Wednesday, April 26, 2006

Last weekend we benefited in Newtonmore from a very enjoyable Arché Reading Party. Thanks again to Doug and Paul for organizing this!

There, Carrie presented the paper ‘Experience, Concepts and Modal Knowledge,’ where she extends the ideas in her 'Knowledge and Arithmetic' as to cover modal issues, by substantiating the contention that structural relations between concepts can lead to a correct understanding of the structural relations between those features of the world to which the concepts correspond.

The worry I had is the following. In discussion, it was clear that, for Carrie, the relevant relations between the properties of being a fox, being female, being a vixen—as opposed to the induced relations between their extensions —all hold within the actual world. Now consider the property of being a vixen*, which is had by something in the actual world iff it is a vixen in the actual world, but is also had in some counterfactual situation by things by things that are male fox in those. Presumably, the contrasting relations between the properties of being a fox, being female, being a vixen* also hold within the actual world. Now it seems then crucial for Carrie’s project that our concept vixen fits (refers to, signifies) the property of being a vixen as opposed to the property of being a vixen*.

But in virtue of what is this the case? One option seems to be that there are some facts about the concept itself in virtue of which this holds—perhaps manifesting in intuitions about how to describe using 'vixen’ certain 'vixen’-free described scenarios, in the sort of way made familiar by recent two-dimensional literature. But this seems close to the “Carnapian” alternative that Carrie was officially opposing. One other option is that there are some empirical facts settling the issue. But this in turn seems to be what motivated Craig’s concern, given that presumably these empirical facts would concern the properties only through their instances, which by assumption being a vixen and being a vixen* actually share. Thus they seem not to discriminate between the two coextensive different properties. The worry is, in a nutshell, that is not clear what else could do the job—nor how to pursue Carrie’s project without something of the sort.


Modality Conference Registration Open

Monday, April 24, 2006

Registration is now open for the Arche conference on the Metaphysics and Epistemology of Modality taking place in St Andrews on 7-9 June 2006. The registration form is available online from the conference webpage.


Thursday, April 20, 2006

With all the conference stuff that was going on this weekend, I forgot to ask Jason Stanley what he thought of the following case. Recall that Stanley holds the following views; IRI about knowledge (and most other epistemic notions), plus know-how is a species of know-that. According to the first thesis, whether or not a subject's true belief counts as knowledge is partly determined by the direness of being wrong, given the subject's practical interests ('The more you care, the less you know' as Stanley is reported to have put the view). According to the latter, having know-how isn't to be analysed as having a capacity or an ability of some sort, but rather as possession of a type of propositional knowledge (albeit under a 'practical mode of presentation').

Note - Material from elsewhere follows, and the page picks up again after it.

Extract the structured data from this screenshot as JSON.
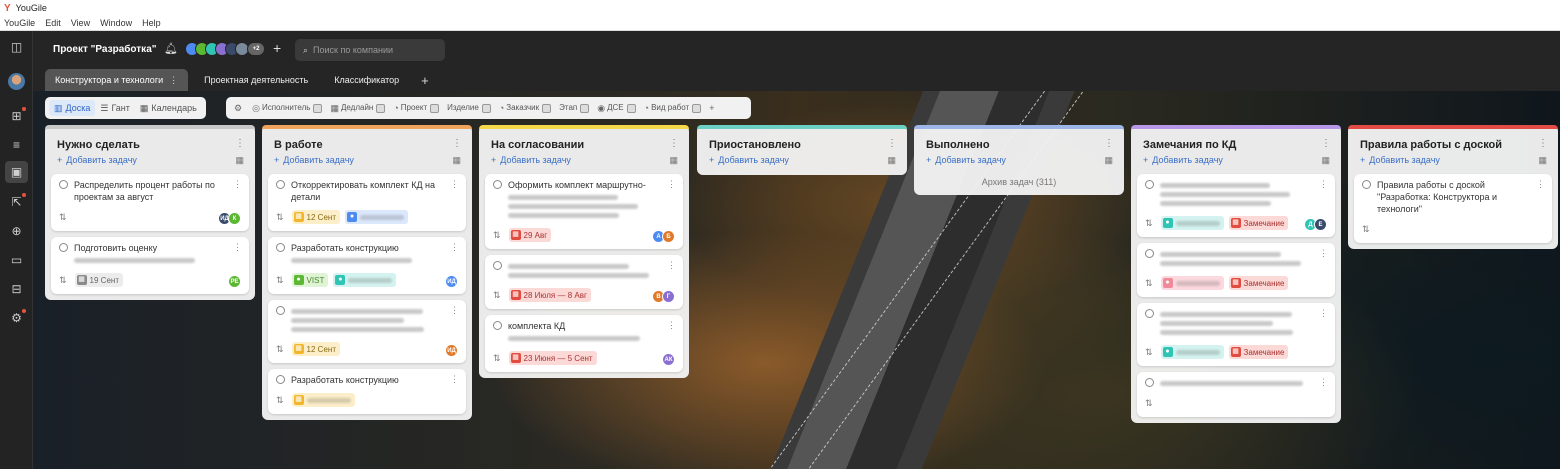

In a very recent paper, Jonathan Schaffer has argued that IRI is incompatible with a certain natural and compelling picture of the 'social role of the expert'. The basic idea is that experts 'serve as a reservoir of knowledge' of a particular field, but for experts to have this status requires a certain stability; it cannot be the case that their possession of knowledge of the relevant body of information can 'fluctuate as the stakes rise and fall'.

Schaffer's point inspired the case I want to raise here. A bomb-disposal expert is presumably someone who knows how to diffuse and dispose of a bomb. But bomb-disposal seems like a risky-business; the consequences of getting something wrong are surely about as dire as we can imagine, supposing (as seems likely) that such an expert doesn't want to be blown to pieces. So according to IRI, a bomb-disposal expert diffusing a bomb doesn't know how to diffuse a bomb. (One might dispute whether the stakes really are high enough to force this conclusion. But throughout the literature on these issues, we are invited to conclude that losing a bet, being late for an important meeting, or failing to have enough money in your bank-account to cover a critical bill are consequences dire enough to defeat relevant knowledge attributions; getting blown up by a bomb seems sufficiently unpleasant too).

So like Schaffer, I feel there's a case to be made that IRI about knowledge does some violence to our intuitive picture of expertise and experts. And given Stanley's other committments, it's not even an option to say that although the bomb-disposal expert loses various items of propositional knowledge, he retains some relevant know-how. (It is still an option to say that he retains some relevant set of abilities or capacities, but I expect (and hope!) that others will share my intuition that this does not sufficiently mitigate the conclusion that a bomb-disposal expert diffusing a bomb doesn't know how to diffuse a bomb).